Teria, aparentemente, sido mais aceitável que tivesse sugerido transformar a sala de aula numa masmorra e depois convidar pedófilos sádicos a castrar ritualmente os alunos que tinha a meu cuidado. "Ensinar", explicou-me a minha orientadora, era uma forma de violência ideológica, psicológica e social. "Ensinar" significava impor conteúdos à mente passiva do aluno. Se eu achava que a carreira no ensino passava por "ensinar", estava a reduzir o aluno a uma nulidade ontológica, ética, social, política e pessoal. Estava a privar o aluno da sua voz, da sua personalidade, da sua identidade. Estava a escravizá-lo num sistema ideológico e político que perpetuava o mito da passividade do aluno e da dinâmica imperialista do saber. Estava, ao que parece, um passo abaixo de Hitler. Um passo muito pequeno.
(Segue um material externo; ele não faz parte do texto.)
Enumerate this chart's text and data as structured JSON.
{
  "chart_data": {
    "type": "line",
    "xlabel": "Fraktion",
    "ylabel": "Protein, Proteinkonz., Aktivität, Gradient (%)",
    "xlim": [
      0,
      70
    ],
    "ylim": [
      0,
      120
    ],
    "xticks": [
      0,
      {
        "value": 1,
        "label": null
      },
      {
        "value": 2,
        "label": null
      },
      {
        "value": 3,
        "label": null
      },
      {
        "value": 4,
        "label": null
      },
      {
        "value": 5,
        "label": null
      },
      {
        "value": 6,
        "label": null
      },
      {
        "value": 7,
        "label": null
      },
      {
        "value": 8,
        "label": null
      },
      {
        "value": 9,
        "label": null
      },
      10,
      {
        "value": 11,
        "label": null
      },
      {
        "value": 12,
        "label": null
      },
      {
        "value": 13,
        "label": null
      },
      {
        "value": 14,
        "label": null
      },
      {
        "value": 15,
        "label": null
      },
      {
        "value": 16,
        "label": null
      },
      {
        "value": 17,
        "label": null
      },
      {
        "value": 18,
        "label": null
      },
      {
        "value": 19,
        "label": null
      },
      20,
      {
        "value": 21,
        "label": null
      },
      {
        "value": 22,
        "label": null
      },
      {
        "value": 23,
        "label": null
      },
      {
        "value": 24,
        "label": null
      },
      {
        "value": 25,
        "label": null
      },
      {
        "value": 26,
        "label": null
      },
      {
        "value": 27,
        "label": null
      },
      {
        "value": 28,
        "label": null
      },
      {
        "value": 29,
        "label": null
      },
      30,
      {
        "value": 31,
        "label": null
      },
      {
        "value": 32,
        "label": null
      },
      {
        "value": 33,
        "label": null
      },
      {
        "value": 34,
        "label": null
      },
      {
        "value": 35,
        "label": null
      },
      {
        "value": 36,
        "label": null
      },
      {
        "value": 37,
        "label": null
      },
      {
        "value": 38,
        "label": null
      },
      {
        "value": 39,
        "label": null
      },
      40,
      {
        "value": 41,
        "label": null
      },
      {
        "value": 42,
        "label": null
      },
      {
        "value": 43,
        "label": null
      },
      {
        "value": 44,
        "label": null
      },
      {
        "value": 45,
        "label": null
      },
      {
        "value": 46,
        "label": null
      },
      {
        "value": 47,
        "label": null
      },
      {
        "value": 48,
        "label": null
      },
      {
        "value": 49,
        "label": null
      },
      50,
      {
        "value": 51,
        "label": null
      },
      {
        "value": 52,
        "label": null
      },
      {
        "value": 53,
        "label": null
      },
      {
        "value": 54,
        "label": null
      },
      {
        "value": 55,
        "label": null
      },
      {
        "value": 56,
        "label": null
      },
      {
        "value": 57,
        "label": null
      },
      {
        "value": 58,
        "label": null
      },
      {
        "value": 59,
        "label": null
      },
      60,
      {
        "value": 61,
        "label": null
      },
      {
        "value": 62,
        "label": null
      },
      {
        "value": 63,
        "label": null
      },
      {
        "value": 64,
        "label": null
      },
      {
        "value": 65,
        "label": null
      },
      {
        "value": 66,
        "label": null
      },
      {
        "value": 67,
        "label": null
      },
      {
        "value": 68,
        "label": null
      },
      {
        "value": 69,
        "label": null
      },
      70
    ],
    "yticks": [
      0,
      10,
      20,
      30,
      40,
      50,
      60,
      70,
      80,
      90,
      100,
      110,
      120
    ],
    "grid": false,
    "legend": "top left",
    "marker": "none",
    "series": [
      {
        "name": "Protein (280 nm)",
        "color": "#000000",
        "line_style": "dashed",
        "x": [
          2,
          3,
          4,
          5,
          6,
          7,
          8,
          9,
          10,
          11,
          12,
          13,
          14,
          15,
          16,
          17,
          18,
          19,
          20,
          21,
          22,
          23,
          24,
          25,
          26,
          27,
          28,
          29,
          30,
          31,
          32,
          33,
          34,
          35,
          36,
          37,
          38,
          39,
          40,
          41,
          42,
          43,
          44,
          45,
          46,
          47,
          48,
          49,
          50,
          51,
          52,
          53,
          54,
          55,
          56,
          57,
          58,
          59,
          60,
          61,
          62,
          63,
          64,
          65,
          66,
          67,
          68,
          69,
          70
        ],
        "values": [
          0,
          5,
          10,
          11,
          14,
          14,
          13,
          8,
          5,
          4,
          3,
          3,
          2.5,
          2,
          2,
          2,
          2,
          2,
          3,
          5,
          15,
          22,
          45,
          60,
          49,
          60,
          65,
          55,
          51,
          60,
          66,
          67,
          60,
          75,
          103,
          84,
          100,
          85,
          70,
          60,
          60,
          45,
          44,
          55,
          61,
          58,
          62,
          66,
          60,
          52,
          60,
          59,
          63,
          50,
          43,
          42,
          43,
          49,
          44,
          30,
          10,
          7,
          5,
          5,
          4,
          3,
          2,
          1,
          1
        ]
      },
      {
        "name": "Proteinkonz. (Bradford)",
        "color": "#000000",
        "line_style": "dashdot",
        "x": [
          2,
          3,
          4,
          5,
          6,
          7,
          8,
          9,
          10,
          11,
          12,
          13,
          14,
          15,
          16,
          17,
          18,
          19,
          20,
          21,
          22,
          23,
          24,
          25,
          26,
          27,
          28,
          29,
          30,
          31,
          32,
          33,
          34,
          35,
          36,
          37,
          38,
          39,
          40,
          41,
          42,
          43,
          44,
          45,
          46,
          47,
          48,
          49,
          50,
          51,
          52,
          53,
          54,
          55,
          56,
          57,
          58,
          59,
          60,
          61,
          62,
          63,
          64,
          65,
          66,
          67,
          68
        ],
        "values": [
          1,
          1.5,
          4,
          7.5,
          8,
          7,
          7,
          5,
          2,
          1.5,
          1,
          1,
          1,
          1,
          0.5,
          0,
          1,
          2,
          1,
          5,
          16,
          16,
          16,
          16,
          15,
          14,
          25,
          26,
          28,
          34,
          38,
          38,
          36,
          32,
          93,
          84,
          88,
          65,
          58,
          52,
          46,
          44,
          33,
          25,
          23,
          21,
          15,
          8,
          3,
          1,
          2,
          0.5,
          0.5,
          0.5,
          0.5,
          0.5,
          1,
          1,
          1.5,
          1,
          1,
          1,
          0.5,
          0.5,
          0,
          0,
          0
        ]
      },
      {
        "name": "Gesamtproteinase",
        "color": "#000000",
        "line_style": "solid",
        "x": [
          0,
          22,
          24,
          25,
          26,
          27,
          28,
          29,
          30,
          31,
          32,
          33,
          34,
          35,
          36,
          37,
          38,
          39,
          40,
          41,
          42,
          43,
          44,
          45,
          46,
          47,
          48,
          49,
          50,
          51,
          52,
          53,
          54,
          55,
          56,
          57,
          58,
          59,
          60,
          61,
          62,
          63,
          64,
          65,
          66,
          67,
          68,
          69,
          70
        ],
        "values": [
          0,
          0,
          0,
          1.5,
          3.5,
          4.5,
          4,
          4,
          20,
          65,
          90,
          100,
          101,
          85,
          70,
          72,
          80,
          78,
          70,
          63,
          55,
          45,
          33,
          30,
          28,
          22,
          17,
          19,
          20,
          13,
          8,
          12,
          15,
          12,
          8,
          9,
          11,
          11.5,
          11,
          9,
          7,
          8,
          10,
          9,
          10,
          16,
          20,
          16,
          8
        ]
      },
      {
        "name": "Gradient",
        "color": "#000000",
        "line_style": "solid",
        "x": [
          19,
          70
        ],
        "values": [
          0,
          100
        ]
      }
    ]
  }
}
Deixei escapar um pequeno: "ah mas..." antes  de a orientadora passar a libertar-me das correntes de fascismo ideológico a que 4 anos de "aprendizagem" (pois, é sempre assim, os abusadores começam por ser vítimas) me tinham prometaicamente agrilhoado. A finalidade do ensino, explicou-me ela, a sua vocação suprema, o dom que tem a prestar à humanidade, é deixar, ou melhor, criar as condições que potenciem que, o aluno descubra por si os conteúdos. 
Refreei-me de apontar, que sendo neste caso o conteúdo o imperativo categórico, era pouco provável que o aluno o encontrassse atrás do sofá, mas devo ter feito uma expressão pouco persuadida, porque a orientadora passou então a evocar aquela arma irredutível da Filosofia que é a Alegoria da Caverna: "o mundo das Ideias tem de ser descoberto, não pode ser mostrado."
Uma vez mais, refreei-me de apontar que estávamos em Massamá, e não numa caverna, embora à primeira vista houvesse semelhanças, e reparei para mim mesma: "então em vez de dizer "ensinar", tem de se fazer palha".
Numa demonstração assustadora da verdade das teorias platónicas, os meus colegas de estágio tinham chegado à mesma conclusão, como verificámos num interlúdio digno do Memnon tido no café da esquina:
"então aqui na coluna dos objectivos em vez de ensinar tem de se escrever outros verbos".
Foi um ano de descoberta sinonímica: em vez de ensinar, veiculámos, transmitimos e revelámos. Deixámos observar, permitimos descobrir e incentivámos à visualização. Quando nos sentíamos um bocadinho mais ditatoriais, fazíamos notar. Mas, pela minha parte, nunca cometi esse crime contra a humanidade que era ensinar, o que se fez notar no desempenho uniformemente medíocre dos meus pobres alunos. Que até eram uns putos porreiros, mas que nunca aprenderam Filosofia. Tendo em conta que eram de Artes, não lhes fez falta nenhuma, e há tempos encontrei um aí pela vida e estava a dar-se muito bem, feliz que nem um cão (no sentido grego tardio do termo).
Pode parecer tautológio, mas é literalmente verdade que há muito, muito mais a dizer acerca da "palha" e da sua proliferação nas nossas vidas. Mas, para citar Epicuro, o micro-ondas apitou e agora vou jantar.